Florida has a long and undistinguished history of defrauding voters. It was the first state to impose a poll tax to keep blacks from voting, an example 10 other states soon followed. It gave us the farce of the 2000 election. Just this past year, the Legislature went on a rampage of voter-restricting schemes, imposing severe restrictions on voter registration drives, limiting early voting hours, and rolling back the voting rights ex-felons had just reclaimed a few years ago.

But there’s yet another scam only now gaining attention: write-in candidates who have no intention of running a campaign, but who qualify just to close their party’s primary. Under a Florida constitutional amendment voters approved in 1998, when a primary is contested by members of only one party, all voters, regardless of affiliation, get to vote. It makes sense because the winner will be the elected representative regardless, and elections are ultimately about representation, not party loyalty or party trickery.

Well, not in Florida. Write-in candidates don’t have to spend a dime to qualify, they don’t have to turn in a single petition and their names won’t even appear on the ballot. But the moment they “qualify,” they close the primary, because theoretically the winner of the primary will still have an opponent in the general election.

Democrats are pulling the sham in the Miami-Dade state attorney’s race. Republicans are pulling it in two Florida House races and a school superintendent race in Pasco County. The political concubines of Flagler County Republicans pulled the same trick in four races, though they ended up closing just two — for county commission and clerk of court.

I’m a registered independent in Flagler County. So 40,000 of us voters (out of 67,000 registered voters) will have no say in that leadership.
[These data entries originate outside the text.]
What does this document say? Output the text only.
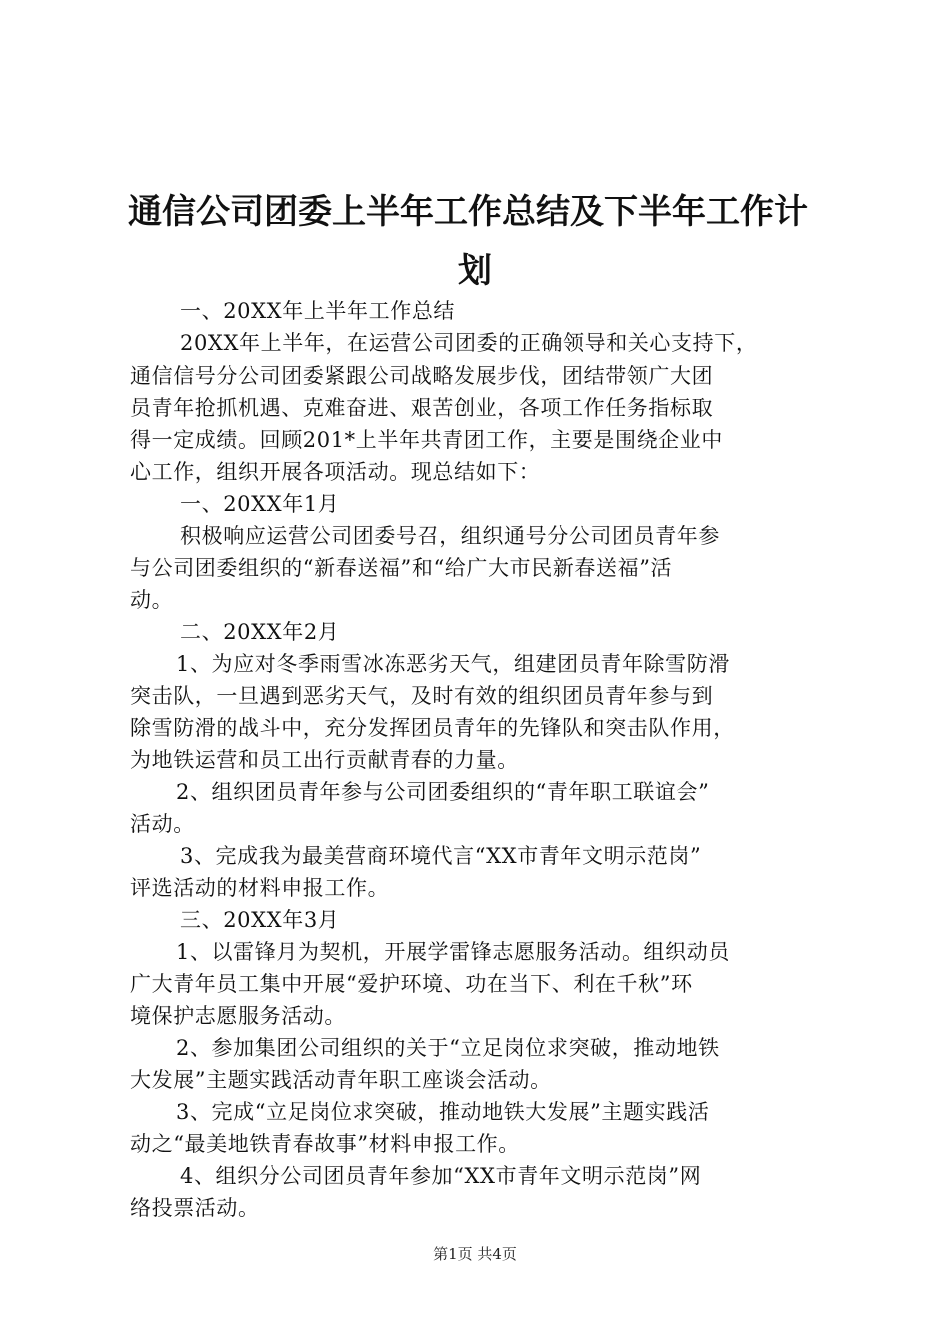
通信公司团委上半年工作总结及下半年工作计
划

一、20XX年上半年工作总结

20XX年上半年，在运营公司团委的正确领导和关心支持下，

通信信号分公司团委紧跟公司战略发展步伐，团结带领广大团

员青年抢抓机遇、克难奋进、艰苦创业，各项工作任务指标取

得一定成绩。回顾201*上半年共青团工作，主要是围绕企业中

心工作，组织开展各项活动。现总结如下：

一、20XX年1月

积极响应运营公司团委号召，组织通号分公司团员青年参

与公司团委组织的“新春送福”和“给广大市民新春送福”活

动。

二、20XX年2月

1、为应对冬季雨雪冰冻恶劣天气，组建团员青年除雪防滑

突击队，一旦遇到恶劣天气，及时有效的组织团员青年参与到

除雪防滑的战斗中，充分发挥团员青年的先锋队和突击队作用，

为地铁运营和员工出行贡献青春的力量。

2、组织团员青年参与公司团委组织的“青年职工联谊会”

活动。

3、完成我为最美营商环境代言“XX市青年文明示范岗”

评选活动的材料申报工作。

三、20XX年3月

1、以雷锋月为契机，开展学雷锋志愿服务活动。组织动员

广大青年员工集中开展“爱护环境、功在当下、利在千秋”环

境保护志愿服务活动。

2、参加集团公司组织的关于“立足岗位求突破，推动地铁

大发展”主题实践活动青年职工座谈会活动。

3、完成“立足岗位求突破，推动地铁大发展”主题实践活

动之“最美地铁青春故事”材料申报工作。

4、组织分公司团员青年参加“XX市青年文明示范岗”网

络投票活动。

第1页 共4页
I was particularly disappointed when I spoke with Charlie Ericksen and Gail Wadsworth, the two contestants who have the most to gain from a closed primary. Ericksen is running for county commission. Wadsworth is the incumbent clerk of court. Neither condemned the practice outright, as they should have, though Ericksen said if it’s unfair, the Legislature could change the rules. Wadsworth actually pretended to take the write-in candidate seriously, and pointed to Lisa Murkowski, the Alaska senator, as an example of write-in success.

How ironic. Murkowski was appointed to a U.S. Senate seat by her father in 2002 in a nepotism coup the size of Mount McKinley. She won election in 2004, but when she lost the primary in 2010, she pulled the sore-loser trick of running again, as a write-in, and won. But she spent $4.6 million to do it. I’d like to see the local write-ins spend $4.60. The only other candidate ever to win a notable write-in campaign in American history was Strom Thurmond, South Carolina’s racist royalty. He did it after being governor and running for president. None of the local write-ins will manage to have more votes than they have Facebook friends. They know it, making their candidacy the cynical ploy it is.

Jim O’Connell, a former Flagler County commissioner, publicly called the trick “legal but immoral.” He was being too kind. The legality of it is more than suspect. Voters made that clear when they overwhelmingly approved the constitutional amendment designed specifically to forbid this. But an advisory opinion from the state division of elections in 2000 — the same division of elections that gave us Katherine Harris and the 2000 election — declared the scheme permissible.

The fix is in for this election. [Editor’s Note: A lawsuit filed last week asks a federal court to open the Aug. 14 Miami-Dade state attorney’s primary to voters of all parties.]

But it’s never too late for the Legislature to close the loophole. Unfortunately, legislators are getting elected because of it. So expect Florida to continue to be the poster child of election fraud, a one-party state of extremism, where contempt for voters is a winning strategy.

Pierre Tristam is editor and publisher of FlaglerLive.com, a non-profit news service based in Palm Coast.